The decision to resign isn’t one to be made at the end of a hectic day, or after a heated discussion in the boardroom. This is a potentially life-changing move, so think about it with a cool head. Consider the practicalities of leaving your job, particularly if you haven’t another lined up. If necessary can you survive without and income, and for how long? The feeling of freedom from the shackles of work will soon pale into insignificance when you’re struggling to keep the wolf from your door a few months down the line. Sometimes desperate times call for extreme measures, but if you can, line up another job before you jump ship.
Pen to Paper
Writing a resignation letter can be a daunting task. However bitter and miserable you might have been in your job, this isn’t the right time to address bad feeling. Save candid comments for your exit interview! Instead, give your letter a positive feel by thanking your employer for the opportunities you‘ve been given and the skills you’ve developed during your employment. It’s critical that you don’t burn your bridges when you resign – remember you’ll need a reference from your manager, and this being the small world that it is, you’re likely to come across old colleagues elsewhere in your career. Remember also to clearly state when you’ll be leaving.
Face to Face
It’s always best to hand in your resignation in person, if possible. Schedule a meeting with your manager and prepare what you want to say well ahead of time. During the meeting reassure your boss that you’ll continue to put in 100%, and that you’ll do everything possible to ensure a smooth handover. Be ready for a range of reactions from your boss, just in case emotions run high. As in your letter, explain that you’re very grateful for the experience and that you wish the team and company every success in the future.
You may find yourself with a counter-offer in your hand, and it’s worth thinking about this eventuality ahead of time. Keep in mind the reason why you want to leave, and assess any alternative offer against this. If the frustrations that have driven you to resign will crop up in the alternative role, it may be best to politely decline. A counter-offer is a compliment to your ability and contribution to the company, so take a moment to feel proud of yourself!
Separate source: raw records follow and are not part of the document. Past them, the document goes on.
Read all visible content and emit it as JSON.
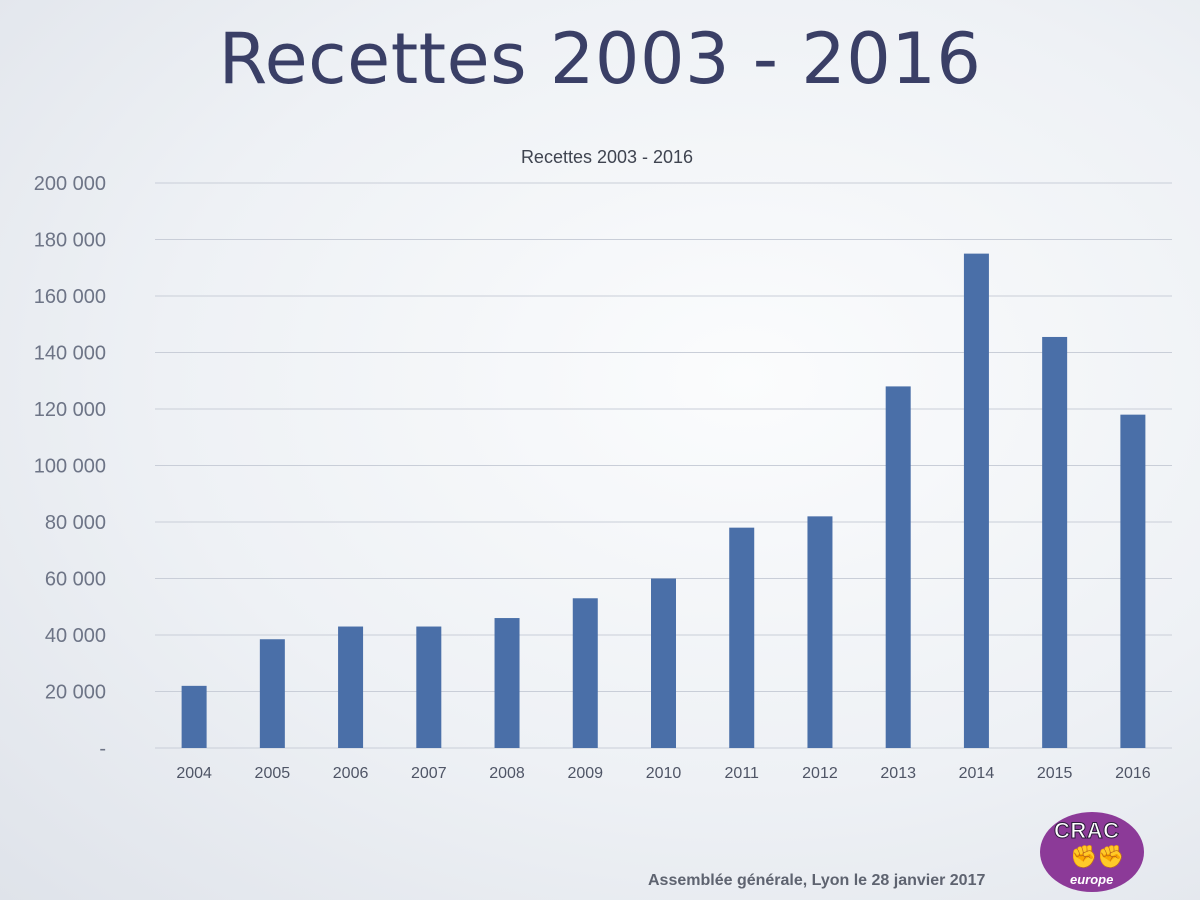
{
  "slide": {
    "title": "Recettes 2003 - 2016",
    "footer": "Assemblée générale, Lyon le 28 janvier 2017",
    "logo": {
      "name": "CRAC",
      "sub": "europe",
      "fists": "✊✊",
      "color": "#8c3a98"
    }
  },
  "chart_data": {
    "type": "bar",
    "title": "Recettes 2003 - 2016",
    "xlabel": "",
    "ylabel": "",
    "categories": [
      "2004",
      "2005",
      "2006",
      "2007",
      "2008",
      "2009",
      "2010",
      "2011",
      "2012",
      "2013",
      "2014",
      "2015",
      "2016"
    ],
    "values": [
      22000,
      38500,
      43000,
      43000,
      46000,
      53000,
      60000,
      78000,
      82000,
      128000,
      175000,
      145500,
      118000
    ],
    "ylim": [
      0,
      200000
    ],
    "yticks": [
      0,
      20000,
      40000,
      60000,
      80000,
      100000,
      120000,
      140000,
      160000,
      180000,
      200000
    ],
    "ytick_labels": [
      "-",
      "20 000",
      "40 000",
      "60 000",
      "80 000",
      "100 000",
      "120 000",
      "140 000",
      "160 000",
      "180 000",
      "200 000"
    ],
    "grid": true,
    "legend": "none",
    "bar_color": "#4a6fa8"
  }
}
So you’ve breezed through your notice period with barely a care in the world and a spring in your step. Your last few days should be spent tying up any loose ends and making sure you’ve completed your handover. Make sure you seem to be dedicated to the last, even if you’ve been somewhere else mentally for the last four weeks. Remember to be gracious and thank managers and colleagues for their support and friendship. Finally, enjoy the feeling of letting go and look forward to new beginnings.